Kumasi’s Decline: My Observations

The once vibrant city of Kumasi is in serious disarray. Disorder and chaos are what the CBD (Adum) has become. Adum today can be likened to a giant junkyard with the many shops selling mainly imported second-hand items and poor-quality goods from south Asia. Roads are strangled, blocked, seized and turned into markets leading to stressful traffic situations. Lorry terminals are closed by city authorities without decent alternatives provided.

Buildings are in ruin and are in need of serious rejuvenation. Night life and areas of decent entertainment are speeding towards extinction.

Aside the conspiratorial agenda of the recent NDC government to sideline the city, Kumasi’s decline can also be attributed to the citizens disregard to simple by-laws and misplaced sense of entitlement. The monarchy, the local assemblies and the city’s elite have failed to capitalise on the extreme goodwill they enjoy to lead the modernisation drive. I call on Manhyia Palace to live up to its role and be the catalyst for Kumasi and Ashanti’s industrialisation agenda.

Strong manufacturing base drives the growth of a city and it is pathetic that the overlords of the city and the region haven’t prioritise this.
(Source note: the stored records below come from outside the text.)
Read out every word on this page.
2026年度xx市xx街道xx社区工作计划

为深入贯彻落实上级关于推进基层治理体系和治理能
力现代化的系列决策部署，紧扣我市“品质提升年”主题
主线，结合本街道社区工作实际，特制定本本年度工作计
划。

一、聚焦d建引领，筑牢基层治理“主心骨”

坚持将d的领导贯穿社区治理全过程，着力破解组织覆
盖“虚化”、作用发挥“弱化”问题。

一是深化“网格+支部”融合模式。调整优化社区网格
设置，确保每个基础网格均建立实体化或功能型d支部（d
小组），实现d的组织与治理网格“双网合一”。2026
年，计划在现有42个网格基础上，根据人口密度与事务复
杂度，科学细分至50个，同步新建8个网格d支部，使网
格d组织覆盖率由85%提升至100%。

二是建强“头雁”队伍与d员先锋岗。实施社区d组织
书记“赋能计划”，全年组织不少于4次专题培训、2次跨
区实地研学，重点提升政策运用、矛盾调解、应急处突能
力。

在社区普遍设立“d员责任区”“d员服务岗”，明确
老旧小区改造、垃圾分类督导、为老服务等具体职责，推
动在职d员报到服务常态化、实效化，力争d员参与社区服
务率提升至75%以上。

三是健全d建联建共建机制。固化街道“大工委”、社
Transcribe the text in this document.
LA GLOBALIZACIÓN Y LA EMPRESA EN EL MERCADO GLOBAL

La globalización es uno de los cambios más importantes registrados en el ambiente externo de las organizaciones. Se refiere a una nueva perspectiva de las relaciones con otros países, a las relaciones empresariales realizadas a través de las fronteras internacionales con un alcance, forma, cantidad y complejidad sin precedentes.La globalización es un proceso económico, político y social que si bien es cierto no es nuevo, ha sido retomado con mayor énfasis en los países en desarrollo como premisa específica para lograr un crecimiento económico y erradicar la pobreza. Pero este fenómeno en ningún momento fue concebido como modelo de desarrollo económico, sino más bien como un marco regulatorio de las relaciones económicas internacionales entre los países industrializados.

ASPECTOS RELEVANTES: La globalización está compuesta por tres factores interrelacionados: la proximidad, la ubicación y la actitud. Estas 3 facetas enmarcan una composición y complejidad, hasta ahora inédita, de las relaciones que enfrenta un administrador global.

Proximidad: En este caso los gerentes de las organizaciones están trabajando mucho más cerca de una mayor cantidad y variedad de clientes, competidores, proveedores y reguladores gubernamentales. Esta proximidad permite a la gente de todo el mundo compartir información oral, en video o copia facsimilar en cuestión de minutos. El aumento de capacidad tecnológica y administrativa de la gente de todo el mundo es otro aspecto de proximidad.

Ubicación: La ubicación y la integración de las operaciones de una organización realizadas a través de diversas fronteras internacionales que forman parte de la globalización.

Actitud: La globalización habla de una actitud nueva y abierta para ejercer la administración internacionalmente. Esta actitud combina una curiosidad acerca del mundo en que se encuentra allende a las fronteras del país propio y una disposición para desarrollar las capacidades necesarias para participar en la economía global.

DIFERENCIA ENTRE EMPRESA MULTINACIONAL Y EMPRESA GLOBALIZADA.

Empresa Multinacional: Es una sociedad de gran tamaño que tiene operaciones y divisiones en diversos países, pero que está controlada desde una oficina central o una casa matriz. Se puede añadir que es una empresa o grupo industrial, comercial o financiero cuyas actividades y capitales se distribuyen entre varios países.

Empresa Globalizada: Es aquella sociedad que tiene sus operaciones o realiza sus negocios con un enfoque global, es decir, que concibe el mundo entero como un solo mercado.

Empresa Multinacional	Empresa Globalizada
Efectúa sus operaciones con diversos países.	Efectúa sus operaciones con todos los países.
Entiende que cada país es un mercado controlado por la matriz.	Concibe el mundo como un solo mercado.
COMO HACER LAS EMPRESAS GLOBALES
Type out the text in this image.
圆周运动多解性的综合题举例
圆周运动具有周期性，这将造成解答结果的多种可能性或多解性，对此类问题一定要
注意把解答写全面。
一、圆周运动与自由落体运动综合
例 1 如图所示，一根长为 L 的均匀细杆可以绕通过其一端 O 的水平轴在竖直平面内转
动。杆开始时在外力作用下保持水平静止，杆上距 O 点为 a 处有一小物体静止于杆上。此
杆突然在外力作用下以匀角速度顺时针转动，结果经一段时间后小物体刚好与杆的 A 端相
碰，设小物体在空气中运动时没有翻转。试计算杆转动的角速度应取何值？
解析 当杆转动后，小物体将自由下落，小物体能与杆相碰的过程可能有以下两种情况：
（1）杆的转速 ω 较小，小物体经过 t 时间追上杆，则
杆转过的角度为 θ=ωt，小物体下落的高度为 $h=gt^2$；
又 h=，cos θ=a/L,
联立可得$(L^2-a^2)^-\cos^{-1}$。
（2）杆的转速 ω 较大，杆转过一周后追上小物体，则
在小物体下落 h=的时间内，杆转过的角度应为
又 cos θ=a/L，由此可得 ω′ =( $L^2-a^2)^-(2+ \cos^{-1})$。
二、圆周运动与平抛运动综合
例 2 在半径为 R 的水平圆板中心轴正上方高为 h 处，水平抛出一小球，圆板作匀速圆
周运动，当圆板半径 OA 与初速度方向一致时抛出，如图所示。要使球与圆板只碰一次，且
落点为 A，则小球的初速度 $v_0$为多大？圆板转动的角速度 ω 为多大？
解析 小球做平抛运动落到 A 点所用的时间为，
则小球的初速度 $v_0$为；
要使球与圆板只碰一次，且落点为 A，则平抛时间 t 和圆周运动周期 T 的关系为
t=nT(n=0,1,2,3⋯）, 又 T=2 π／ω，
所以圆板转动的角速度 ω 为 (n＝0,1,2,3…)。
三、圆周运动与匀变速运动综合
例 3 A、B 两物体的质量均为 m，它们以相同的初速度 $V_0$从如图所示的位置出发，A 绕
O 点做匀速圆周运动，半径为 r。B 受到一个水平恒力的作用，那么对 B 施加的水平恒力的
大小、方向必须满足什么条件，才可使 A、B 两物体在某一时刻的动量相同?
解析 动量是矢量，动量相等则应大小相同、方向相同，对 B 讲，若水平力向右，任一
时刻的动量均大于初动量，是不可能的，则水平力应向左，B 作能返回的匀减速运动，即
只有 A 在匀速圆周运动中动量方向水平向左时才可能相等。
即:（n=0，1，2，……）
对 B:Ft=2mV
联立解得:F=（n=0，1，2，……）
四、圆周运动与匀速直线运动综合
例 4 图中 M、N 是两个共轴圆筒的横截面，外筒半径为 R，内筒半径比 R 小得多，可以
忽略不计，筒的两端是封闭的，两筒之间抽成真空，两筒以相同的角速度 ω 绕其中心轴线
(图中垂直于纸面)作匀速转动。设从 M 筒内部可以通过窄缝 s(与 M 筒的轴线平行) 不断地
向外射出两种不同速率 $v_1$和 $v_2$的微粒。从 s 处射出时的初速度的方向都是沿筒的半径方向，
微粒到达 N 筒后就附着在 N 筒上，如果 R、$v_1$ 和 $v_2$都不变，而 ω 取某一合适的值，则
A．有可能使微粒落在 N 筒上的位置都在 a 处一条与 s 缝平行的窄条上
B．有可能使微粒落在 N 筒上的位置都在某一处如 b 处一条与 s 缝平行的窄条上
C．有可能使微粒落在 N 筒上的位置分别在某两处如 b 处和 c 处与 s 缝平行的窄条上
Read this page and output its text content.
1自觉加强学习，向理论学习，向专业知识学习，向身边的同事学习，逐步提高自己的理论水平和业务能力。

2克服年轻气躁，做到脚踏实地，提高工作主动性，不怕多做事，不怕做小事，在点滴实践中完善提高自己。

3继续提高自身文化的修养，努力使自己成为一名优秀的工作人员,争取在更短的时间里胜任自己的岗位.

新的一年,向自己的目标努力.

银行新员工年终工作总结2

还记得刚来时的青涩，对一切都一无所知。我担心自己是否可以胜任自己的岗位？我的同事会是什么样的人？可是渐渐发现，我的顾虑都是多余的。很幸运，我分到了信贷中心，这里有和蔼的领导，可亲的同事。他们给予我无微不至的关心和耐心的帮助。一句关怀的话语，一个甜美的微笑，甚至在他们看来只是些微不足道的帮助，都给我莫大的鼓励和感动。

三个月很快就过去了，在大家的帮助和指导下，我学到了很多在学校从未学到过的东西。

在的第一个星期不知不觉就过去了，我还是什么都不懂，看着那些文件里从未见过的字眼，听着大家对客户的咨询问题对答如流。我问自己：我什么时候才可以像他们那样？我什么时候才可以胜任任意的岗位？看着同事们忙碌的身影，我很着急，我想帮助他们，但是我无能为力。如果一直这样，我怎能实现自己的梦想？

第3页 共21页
Manufacturing is where decent jobs are created and taxes generated for local governments. It must be a matter of great concern that a city of this population size does not have an aggressive agenda to attract factories and industries. Foreign goods have a near monopoly of our cities’ markets.

Asantehene must realise that he risks superintending over a precipitous decline of the capital city he inherited. Every reign has its own battles to fight and there’s a new war upon us. It threatens the continued relevance of this once formidable kingdom. We are at war against extreme economic decline, unemployment, poverty and ignorance.

Otumfuor Osei Tutu II, Nana, put on your armour, get your generals in line. Your city and your Kingdom must win this war.By David A.